Imagine your application’s architecture is FedEx providing package delivery services to it’s customers in a timely manner. If you were to apply the concept of network monitoring to this analogy, using an NPM tool would help track how long it takes for packages to travel in transit from one hub to the next, examining it’s contents and the expected arrival time to it’s final destination.

Now let’s say that a package was being sent from Paris to Los Angeles but hit a snag at the London hub along the way. Operations at London came to a screeching hault for some inexplicable reason and your task is to figure out why and how to fix it ASAP so operations are running smooth again. In this case, APM is the favorable solution over NPM here. APM tools not only empower you with the ability to see how long it takes for your package to travel to different locations, but also how the package is processed at the facility and why operations came to a standstill. At this juncture, you probably wouldn’t even care to analyze the package’s contents since you already know what’s inside and it’s still in London.

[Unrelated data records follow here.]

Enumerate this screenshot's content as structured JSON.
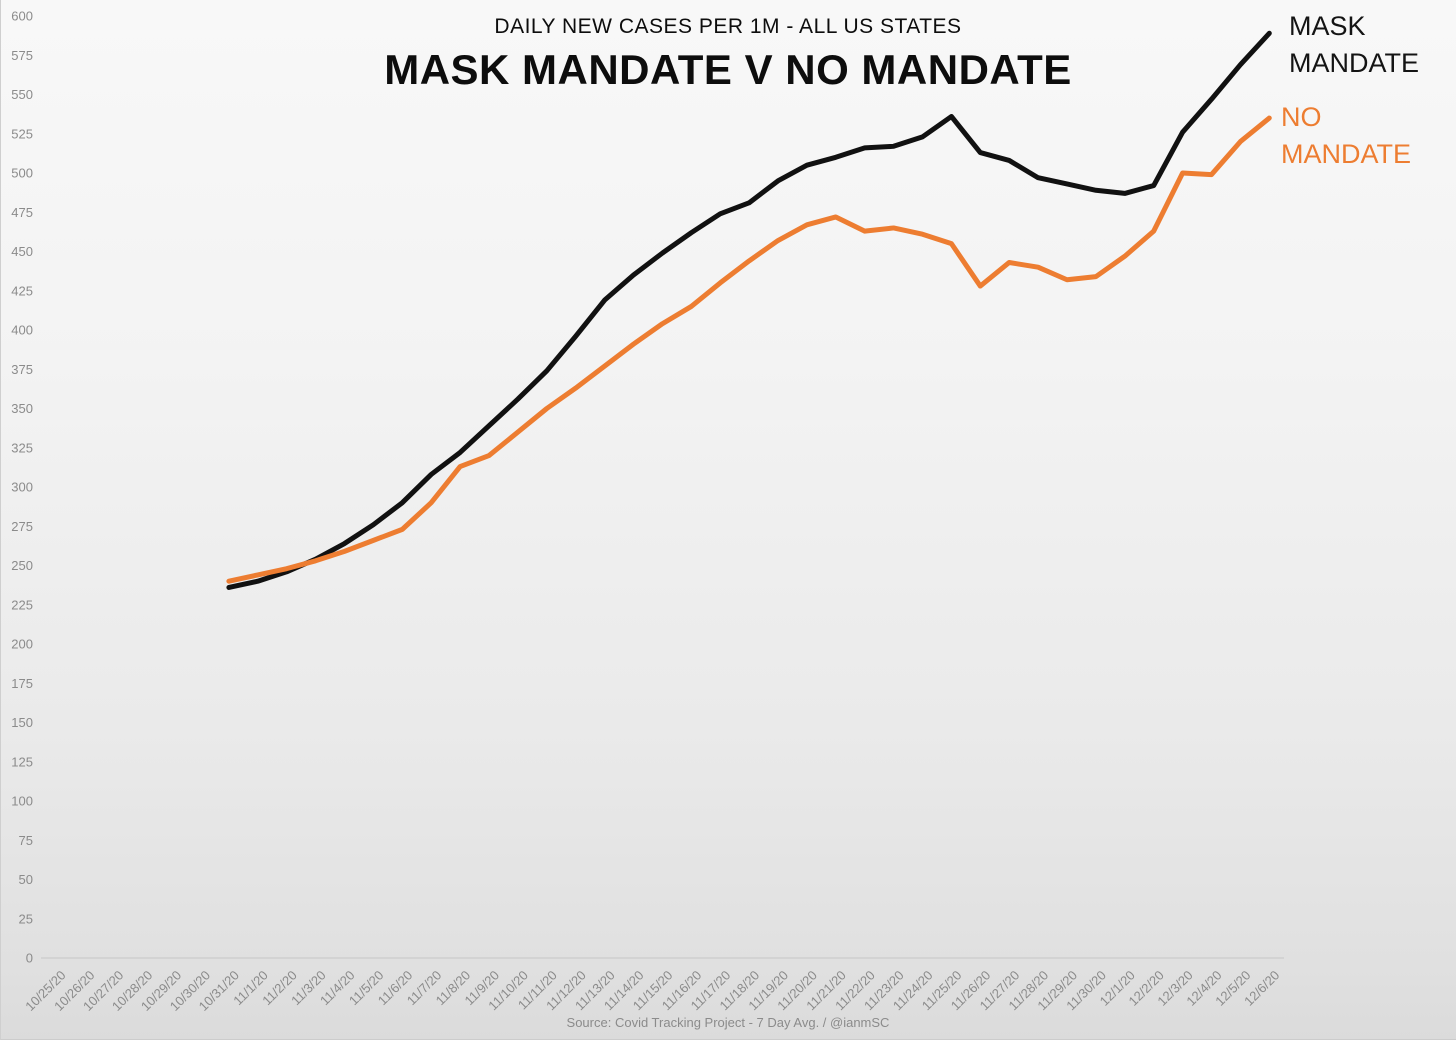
{
  "header": {
    "subtitle": "DAILY NEW CASES PER 1M - ALL US STATES",
    "title": "MASK MANDATE V NO MANDATE"
  },
  "legend": {
    "mask_label": "MASK MANDATE",
    "no_mandate_label": "NO MANDATE"
  },
  "source_text": "Source: Covid Tracking Project - 7 Day Avg. / @ianmSC",
  "colors": {
    "mask_line": "#111111",
    "no_mandate_line": "#ED7D31",
    "axis_text": "#8b8b8b",
    "axis_line": "#c6c6c6"
  },
  "chart_data": {
    "type": "line",
    "title": "MASK MANDATE V NO MANDATE",
    "subtitle": "DAILY NEW CASES PER 1M - ALL US STATES",
    "ylim": [
      0,
      600
    ],
    "ytick_step": 25,
    "grid": "off",
    "legend_position": "right of line ends",
    "x_labels": [
      "10/25/20",
      "10/26/20",
      "10/27/20",
      "10/28/20",
      "10/29/20",
      "10/30/20",
      "10/31/20",
      "11/1/20",
      "11/2/20",
      "11/3/20",
      "11/4/20",
      "11/5/20",
      "11/6/20",
      "11/7/20",
      "11/8/20",
      "11/9/20",
      "11/10/20",
      "11/11/20",
      "11/12/20",
      "11/13/20",
      "11/14/20",
      "11/15/20",
      "11/16/20",
      "11/17/20",
      "11/18/20",
      "11/19/20",
      "11/20/20",
      "11/21/20",
      "11/22/20",
      "11/23/20",
      "11/24/20",
      "11/25/20",
      "11/26/20",
      "11/27/20",
      "11/28/20",
      "11/29/20",
      "11/30/20",
      "12/1/20",
      "12/2/20",
      "12/3/20",
      "12/4/20",
      "12/5/20",
      "12/6/20"
    ],
    "series": [
      {
        "name": "MASK MANDATE",
        "color": "#111111",
        "start_label": "10/31/20",
        "start_index": 6,
        "values": [
          236,
          240,
          246,
          254,
          264,
          276,
          290,
          308,
          322,
          339,
          356,
          374,
          396,
          419,
          435,
          449,
          462,
          474,
          481,
          495,
          505,
          510,
          516,
          517,
          523,
          536,
          513,
          508,
          497,
          493,
          489,
          487,
          492,
          526,
          547,
          569,
          589
        ]
      },
      {
        "name": "NO MANDATE",
        "color": "#ED7D31",
        "start_label": "10/31/20",
        "start_index": 6,
        "values": [
          240,
          244,
          248,
          253,
          259,
          266,
          273,
          290,
          313,
          320,
          335,
          350,
          363,
          377,
          391,
          404,
          415,
          430,
          444,
          457,
          467,
          472,
          463,
          465,
          461,
          455,
          428,
          443,
          440,
          432,
          434,
          447,
          463,
          500,
          499,
          520,
          535
        ]
      }
    ]
  }
}
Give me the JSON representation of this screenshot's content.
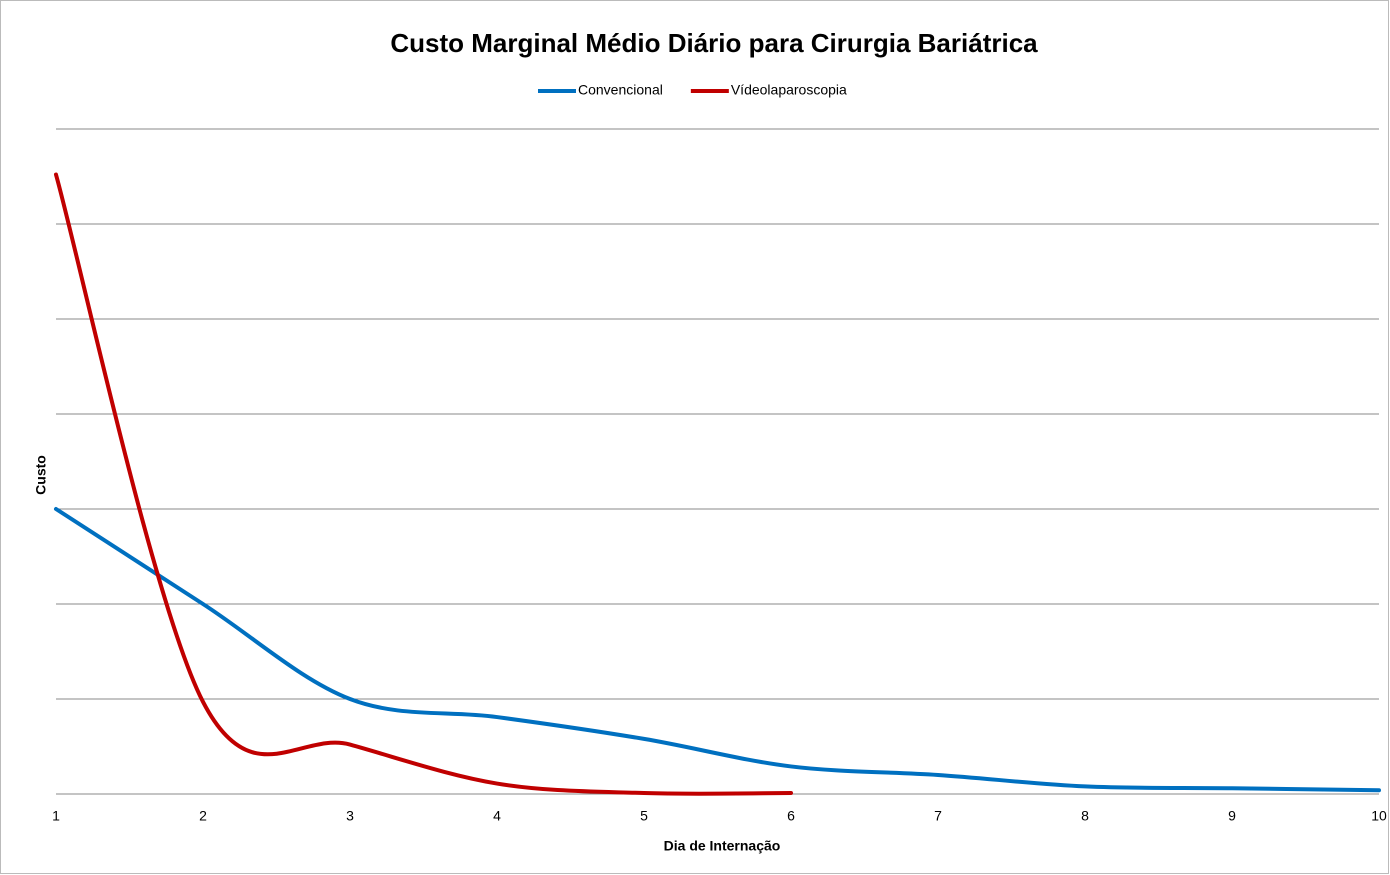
{
  "chart_data": {
    "type": "line",
    "title": "Custo Marginal Médio Diário para Cirurgia Bariátrica",
    "x_label": "Dia de Internação",
    "y_label": "Custo",
    "categories": [
      "1",
      "2",
      "3",
      "4",
      "5",
      "6",
      "7",
      "8",
      "9",
      "10"
    ],
    "series": [
      {
        "name": "Convencional",
        "color": "#0070c0",
        "values": [
          3.0,
          2.0,
          1.0,
          0.81,
          0.58,
          0.29,
          0.2,
          0.08,
          0.06,
          0.04
        ]
      },
      {
        "name": "Vídeolaparoscopia",
        "color": "#c00000",
        "values": [
          6.52,
          0.97,
          0.52,
          0.11,
          0.01,
          0.01,
          null,
          null,
          null,
          null
        ]
      }
    ],
    "ylim": [
      0,
      7
    ],
    "yticks": [
      0,
      1,
      2,
      3,
      4,
      5,
      6,
      7
    ],
    "grid": true,
    "smooth": true,
    "legend": "top"
  }
}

When applying this concept to the world of business applications, NPM tools won’t provide you with visibility into application logic inefficiencies, especially when experiencing a performance issue or service level breach to key business transactions. NPM performance metrics are derived from captured packets and the network protocols the servers support, but if you’re making inefficient, iterative business logic calls in your code, how will capturing and analyzing packets help you triage the problem? Its the same story for identifying the root cause of memory leaks or thread synchronization issues; execution and visibility like this occurs at the application layer, not at the network layer. Thus, I would argue that NPM compliments APM but doesn’t serve as a viable replacement.

Now before I go enumerating my theories as to why I see this trend, let me just say while I respect their hustle, nice try but not quite. While scouring the web I found many NPM companies trying to crash the popular APM party by marketing their network performance monitoring utilities as an application monitoring and management solution. It can be confusing for a first time buyer trying to evaluate APM tools when you see NPM companies using phrases like, “network-based APM” or “gather data already on your network” in their product messaging.

One of the reasons for this messaging is because NPM is an immensely crowded market. Here’s a list of NPM tools compiled by some IT folks at Stanford. There’s over 300 network monitoring tools, and that’s only going back five years to 2007!! Take your pick. Second, applications and the tools to monitor their performance and availability speaks to customers at a higher level from a technical and business perspective. If I’m in charge of some transaction intensive application, my customers are directly interfacing with the Application Layer in order to complete business transactions which takes place at the highest layer on the stack. Customers aren’t 5-6 levels deep at the Network Layer interacting with packets or the routers and switches they pass through.

By the way, have you seen Gartner’s APM spend analysis? It’s a $2 billion market and growing. This most certainly is a valid reason why NPM solutions are now positioning themselves as an APM solution to customers.

If you have absolutely nothing to monitor any part of your applications infrastructure, then something is better than nothing. However, at some point you’ll need better visibility at the application layer regardless how fast packets are traveling through the pipes. NPM won’t necessarily provide the range of visibility your App Ops and Dev teams need to diagnose, troubleshoot, and idenfity problem root causes.

Those who live day in and day out the networking world will naturally gravitate to what they’re familiar with, but if you haven’t ventured out into the evolving APM market, I highly recommend it. Even though you can achieve some level of performance monitoring with NPM, you’ll find yourself running into limitations in application visibility pretty quick. But as the old saying goes, “If all you have is a hammer, then everything looks like a nail.”

I’m curious to know what are your thoughts are. Which class of tools would you choose? Why?